The Houston Texans bring one of the league’s lowest-ranked defenses into Arrowhead Stadium to face the Chiefs, but that doesn’t tell the whole story about Sunday’s playoff showdown.
The Texans ranked 28th in the league in allowing 388.3 yards per game, but allowed just 24.1 points per contest, ranking 19th in the league.
But before the Texans lost defensive end J.J. Watt to a torn pectoral injury in Week 8, the team surrendered just 16. 9 points per game while allowing 335.6 yards per game.
With Watt returning to action last week, which Texans defense will show up to face quarterback Patrick Mahomes and the potent Chiefs offense?
The Texans defense sports a talented front-seven headlined Watt, whose return last week provided the Houston defense with a much-needed boost.
Nose tackle D.J. Reader is a load in the middle, clogging up running lanes and using his power to push the middle of the pocket. Outside linebacker Whitney Mercilus is a very good pass rusher off the edge, winning mostly with speed. He also has a push/pull technique he can use to disengage blockers with ease.
Inside linebackers Benardrick McKinney and Zach Cunningham form a solid one-two punch in the middle. McKinney is adept at stopping the run with his quick mental processing. Cunningham uses speed to play sideline-to-sideline, stringing out outside runs and covering running backs out of the backfield.
The Houston secondary relies heavily on man free, cover 3 and cover 2 schemes. The Texans rebuilt this group throughout the season adding cornerbacks Gareon Conley from Oakland and Vernon Hargreaves from Tampa Bay. Both Conley and Hargreaves are mainly depth pieces, but will see the field in nickel situations and when they are giving 14-year vet Johnathan Joseph a breather. Cornerback Bradley Roby over the last few weeks has been playing his best football of the season. He aggressively jams receivers at the line of scrimmage when he is in man coverage. Free safety Justin Reid possesses great range when playing a centerfielder role.
Beating The Defense
The Chiefs need creativity in their rushing attack against the Texans. Reader, Watt and Benardrick McKinney make running between the tackles a difficult task. Kansas City can use misdirection to create some space inside.
Houston’s linebackers read the guards so if a guard pulls, the inside linebackers will flow with him. This allows the Chiefs to run the linebackers away from the point of attack. They can also use pre-snap motion to move players out of the box, creating a more favorable running situation.
If the Chiefs wants to run at Watt, they should look to the power run game, using pullers to kick Watt out of the hole. The main attack in the rushing game needs to be on the outside with toss sweeps, jet sweeps, tap passes and stretch runs. The Chiefs need to utilize cut blocks to get the ball to the edge quickly.

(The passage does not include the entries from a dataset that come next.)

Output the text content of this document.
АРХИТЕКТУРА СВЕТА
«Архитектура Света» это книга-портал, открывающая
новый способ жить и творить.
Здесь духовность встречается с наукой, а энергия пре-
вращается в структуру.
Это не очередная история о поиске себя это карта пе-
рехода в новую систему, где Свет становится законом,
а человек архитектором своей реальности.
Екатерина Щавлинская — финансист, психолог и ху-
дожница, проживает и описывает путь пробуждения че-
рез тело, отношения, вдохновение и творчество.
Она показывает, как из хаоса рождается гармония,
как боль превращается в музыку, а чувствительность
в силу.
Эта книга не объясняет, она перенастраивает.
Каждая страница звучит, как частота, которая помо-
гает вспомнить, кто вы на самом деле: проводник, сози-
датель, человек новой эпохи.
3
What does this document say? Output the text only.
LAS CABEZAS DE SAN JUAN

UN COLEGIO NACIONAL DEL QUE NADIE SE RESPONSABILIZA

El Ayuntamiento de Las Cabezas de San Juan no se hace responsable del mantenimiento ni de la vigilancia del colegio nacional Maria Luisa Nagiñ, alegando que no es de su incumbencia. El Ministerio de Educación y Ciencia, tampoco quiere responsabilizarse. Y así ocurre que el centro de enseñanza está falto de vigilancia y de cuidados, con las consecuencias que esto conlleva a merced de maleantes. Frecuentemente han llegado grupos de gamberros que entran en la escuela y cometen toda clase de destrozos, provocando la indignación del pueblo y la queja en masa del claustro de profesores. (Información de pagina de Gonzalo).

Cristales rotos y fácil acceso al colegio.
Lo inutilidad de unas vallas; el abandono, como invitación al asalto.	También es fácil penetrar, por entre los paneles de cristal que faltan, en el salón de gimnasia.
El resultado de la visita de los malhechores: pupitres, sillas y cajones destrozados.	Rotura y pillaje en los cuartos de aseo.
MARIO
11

The Chiefs have to be concerned with protecting Mahomes from an effective Houston pass rush. McKinney is an effective blitzer, usually running through the B-gap to get shots at the quarterback. Kansas City can combat this by getting Mahomes on the move, rolling the pocket right or left to change the Texans’ aiming point. They can also use the screen game to exploit the aggressiveness of the defense.
The passing attack for Kansas City should have a big game. The Houston defense is very soft and beatable when in zone coverage. If Mahomes can see the outside corners bailing before the snap, he will know he’s facing cover 3. That opens up easy completions on slants, skinny posts and quick screens to the outside, letting his playmakers use their speed and shiftiness to rack up big yards after the catch.
Conley is especially vulnerable to the skinny post when he is in cover 3. When the Texans run man coverage, Mahomes can attack with crossers and deep over routes. Roby is overly aggressive at the line of scrimmage and if he is unable to land his jab, he opens himself up to getting torched by speed receivers. The Houston secondary attacks aggressively when receivers break off their route, possibly opening themselves up to getting beat by a double move.
The Chiefs offense can use different formations to create problems for the Texans defense. Houston struggles to defend against bunch and stacked receivers, routinely allowing at least one receiver to run free because the corner cannot fight through traffic to get in position to cover. Bunched receiver sets also allow Kansas City to impede the linebacker’s ability to cover the running back out of the backfield, essentially working as a pick play to spring the running back for a big gain. This was part of the attack the Chiefs used in the regular season, choosing to routinely target Cunningham when he was manned up on the running back.